Deuxième point important qui dicte leur comportement : ce sont des proies qui doivent en permanence se protéger du prédateur. C’est inscrit dans leurs gènes, nous ne pourrons pas le changer ! Donc, nous composerons avec. Pour échapper au prédateur, la réponse de choix des petits camélidés est la fuite. Ils ont besoin du groupe (plusieurs individus à surveiller, possibilité de dispersion en cas d’attaque…). Ils ont également besoin de leur tête (où se trouvent les organes des sens qui vont leur permettre de détecter un danger), de leurs pattes (surtout les pattes arrière) et d’espace.
Séance d'éducation
Construisez-vous deux corrals : le corral de rassemblement dans lequel vous regroupez tous les petits camélidés de la même parcelle (sa taille va dépendre du nombre d’animaux que vous avez), et à l’intérieur de celui-ci, le petit corral de dressage (2,50 m x 2,50 m).

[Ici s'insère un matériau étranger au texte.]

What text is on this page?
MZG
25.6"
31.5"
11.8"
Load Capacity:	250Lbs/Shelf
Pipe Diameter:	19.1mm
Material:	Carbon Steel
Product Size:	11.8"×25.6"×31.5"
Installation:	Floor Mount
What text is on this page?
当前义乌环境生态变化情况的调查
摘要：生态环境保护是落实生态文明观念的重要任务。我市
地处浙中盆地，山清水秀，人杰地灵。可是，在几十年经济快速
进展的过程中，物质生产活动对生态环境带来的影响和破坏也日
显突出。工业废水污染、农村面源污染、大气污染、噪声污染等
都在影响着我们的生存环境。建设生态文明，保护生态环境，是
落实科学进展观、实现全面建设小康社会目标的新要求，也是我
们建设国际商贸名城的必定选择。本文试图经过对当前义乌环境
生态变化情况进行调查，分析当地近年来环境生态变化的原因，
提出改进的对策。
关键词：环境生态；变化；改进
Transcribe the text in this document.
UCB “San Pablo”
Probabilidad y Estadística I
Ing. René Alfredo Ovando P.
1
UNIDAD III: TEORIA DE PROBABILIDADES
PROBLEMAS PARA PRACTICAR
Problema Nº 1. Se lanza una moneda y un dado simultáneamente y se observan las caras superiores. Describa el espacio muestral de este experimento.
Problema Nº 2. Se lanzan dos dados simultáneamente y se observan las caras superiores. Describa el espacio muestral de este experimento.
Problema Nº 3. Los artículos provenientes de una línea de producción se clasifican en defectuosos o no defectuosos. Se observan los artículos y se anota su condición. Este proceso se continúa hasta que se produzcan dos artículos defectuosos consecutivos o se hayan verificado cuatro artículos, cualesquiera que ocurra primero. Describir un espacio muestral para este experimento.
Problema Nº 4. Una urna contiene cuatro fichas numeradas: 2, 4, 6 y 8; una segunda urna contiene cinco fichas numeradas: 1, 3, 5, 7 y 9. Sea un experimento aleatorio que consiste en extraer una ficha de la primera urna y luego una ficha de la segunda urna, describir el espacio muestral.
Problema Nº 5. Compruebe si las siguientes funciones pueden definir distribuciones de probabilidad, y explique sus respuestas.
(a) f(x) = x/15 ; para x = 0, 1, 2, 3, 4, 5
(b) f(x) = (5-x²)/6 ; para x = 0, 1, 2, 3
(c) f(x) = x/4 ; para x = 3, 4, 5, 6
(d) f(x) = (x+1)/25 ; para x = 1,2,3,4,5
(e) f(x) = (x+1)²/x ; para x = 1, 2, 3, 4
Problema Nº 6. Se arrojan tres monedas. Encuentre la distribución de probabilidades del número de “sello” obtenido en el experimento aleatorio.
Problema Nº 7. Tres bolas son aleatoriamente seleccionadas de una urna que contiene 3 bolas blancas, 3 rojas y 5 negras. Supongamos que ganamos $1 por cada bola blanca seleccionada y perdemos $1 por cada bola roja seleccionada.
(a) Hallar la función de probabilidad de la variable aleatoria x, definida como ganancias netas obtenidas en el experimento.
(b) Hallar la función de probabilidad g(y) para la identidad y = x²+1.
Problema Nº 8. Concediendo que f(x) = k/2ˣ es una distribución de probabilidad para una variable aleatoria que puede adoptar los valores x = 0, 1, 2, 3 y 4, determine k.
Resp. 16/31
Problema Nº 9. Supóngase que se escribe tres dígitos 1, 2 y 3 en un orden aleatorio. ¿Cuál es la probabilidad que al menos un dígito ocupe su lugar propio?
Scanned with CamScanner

Chaque fois que nous souhaiterons travailler avec un lama ou un alpaga, nous rentrerons tout le groupe auquel il appartient, dans le corral de rassemblement. Ainsi, il sera rassuré : le groupe est avec lui (= respect de son mode de vie). Puis nous ferons entrer l’élève dans le petit corral de dressage. Il doit pouvoir voir ses compagnons (= respect de son besoin de protection contre le prédateur). Au début de l’apprentissage, un seul humain entrera avec lui dans ce petit corral (= respect de son besoin de protection contre le prédateur). Nous interviendrons de profil (jamais de face, ce qui est l’attitude du prédateur). Dans cet espace, nous lui apprendrons le licol en décomposant la nouveauté : d’abord notre présence à côté de lui, puis la sensation de pression sur le cou, puis présence de la sangle sur le nez, puis l’attache du licol proprement dite. Dix minutes suffisent pour ce premier apprentissage, nous recommencerons demain et le jour suivant. Puis, nous lui apprendrons la longe : nous le sortirons le long du corral de rassemblement (nous le longerons, ne nous éloignons surtout pas du groupe ! = respect de son besoin de protection contre le prédateur )… Si vous souhaitez vous éloigner du corral de rassemblement, emmenez avec vous un deuxième camélidé, compagnon du premier (= respect de son besoin de protection contre le prédateur).
Si vous utilisez cette démarche chaque fois que vous souhaitez introduire une nouveauté dans la gestion de vos animaux (que ce soit l’apprentissage du licol, du bât, de la tonte etc…), vous respectez leurs besoins fondamentaux et donc vous obtiendrez leur coopération.